US Secretary of State Antony Blinken has said that the warring parties in Sudan have agreed to a 72-hour ceasefire.

Blinken said on Monday that an agreement had been reached between the army and the paramilitary Rapid Support Forces (RSF) after 48 hours of negotiations, the BBC reported.

Beginning from Monday midnight (local time), it is at least the third ceasefire to be announced since violence erupted this month. The previous two ceasefires have failed.

Both sides have independently announced their involvement in the ceasefire.

UN Secretary-General Antonio Guterres has warned that the military conflict in Sudan could engulf the whole region and beyond.

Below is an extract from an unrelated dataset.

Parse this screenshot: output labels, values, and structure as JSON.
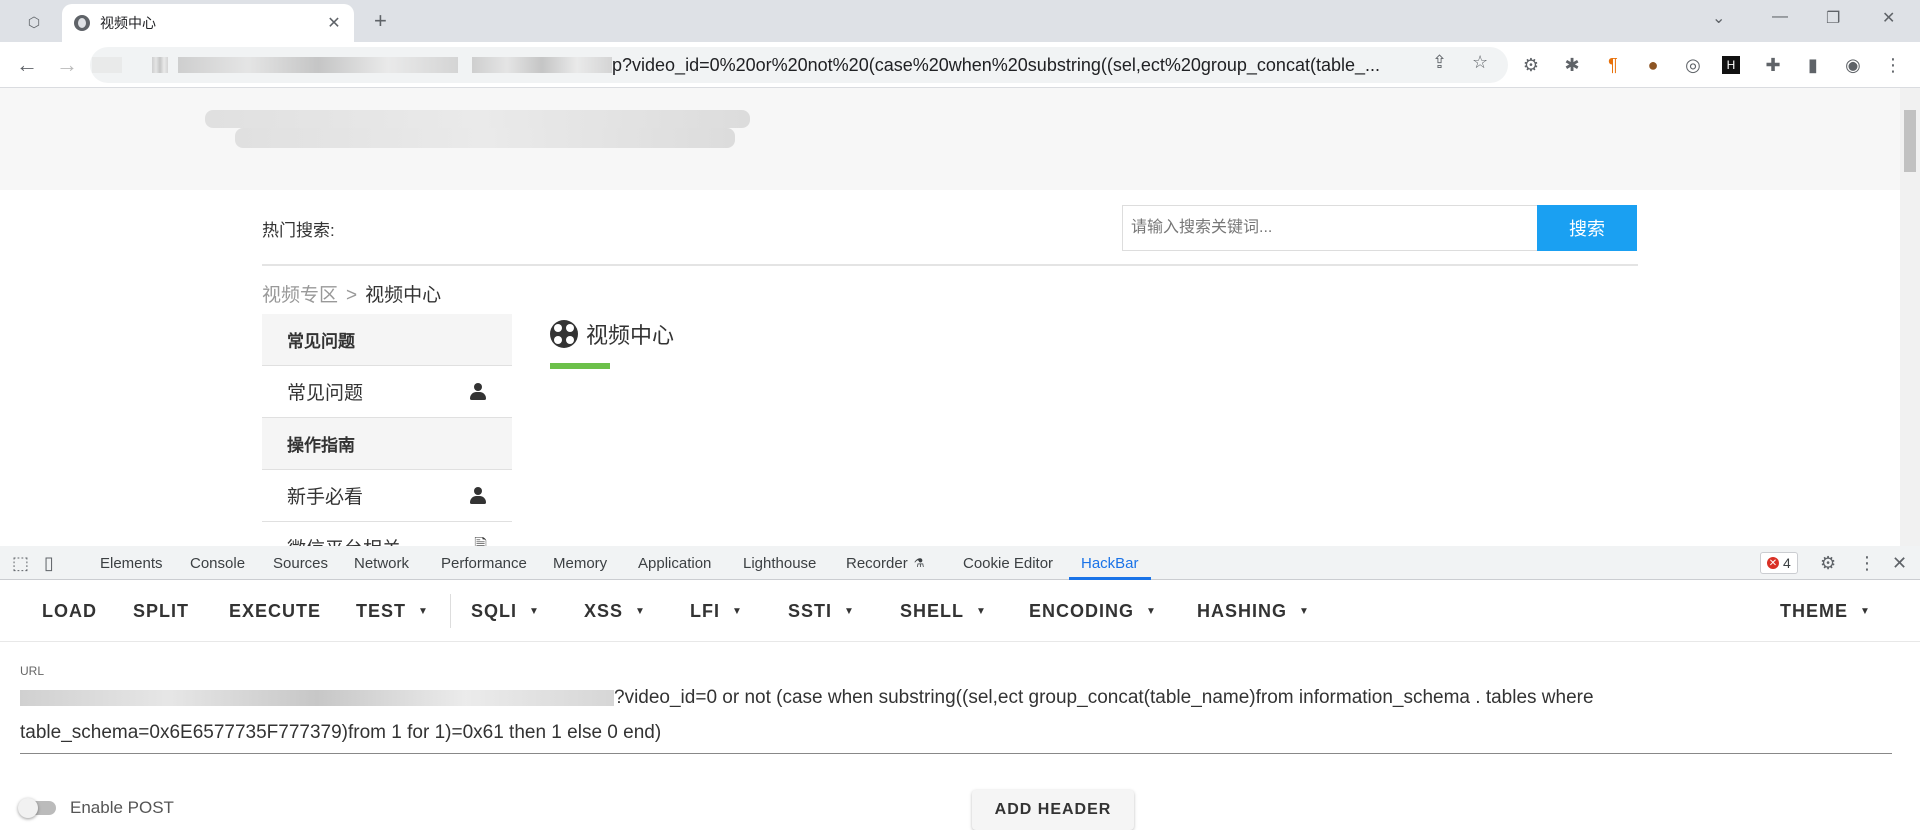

"The violence must stop. It risks a catastrophic conflagration within Sudan that could engulf the whole region and beyond," he warned.

Sudan's health ministry said the deadly clashes have left more than 400 people dead and almost 4,000 wounded.

The violent clashes erupted between the Sudanese Armed Forces and the paramilitary RSF on April 15 in the capital city of Khartoum and other places.

This came after days of tension as members of the RSF were redeployed around the country in a move that the army saw as a threat.

Sudan has been suffering a political crisis since the Sudanese army commander Abdel Fattah Al-Burhan declared a state of emergency on October 25, 2021 and dissolved the sovereign council as well as the government.

On December 5, 2022, Sudan's military and civilian leaders signed a political framework agreement to end the political impasse and institute a two-year transitional civilian authority, but the two sides have so far failed to transform the agreement into a final deal.

They have agreed on most of the issues, with the exception of those relating to the reforms of the security and military forces, under which the RSF and other armed factions will be integrated into the Sudanese army.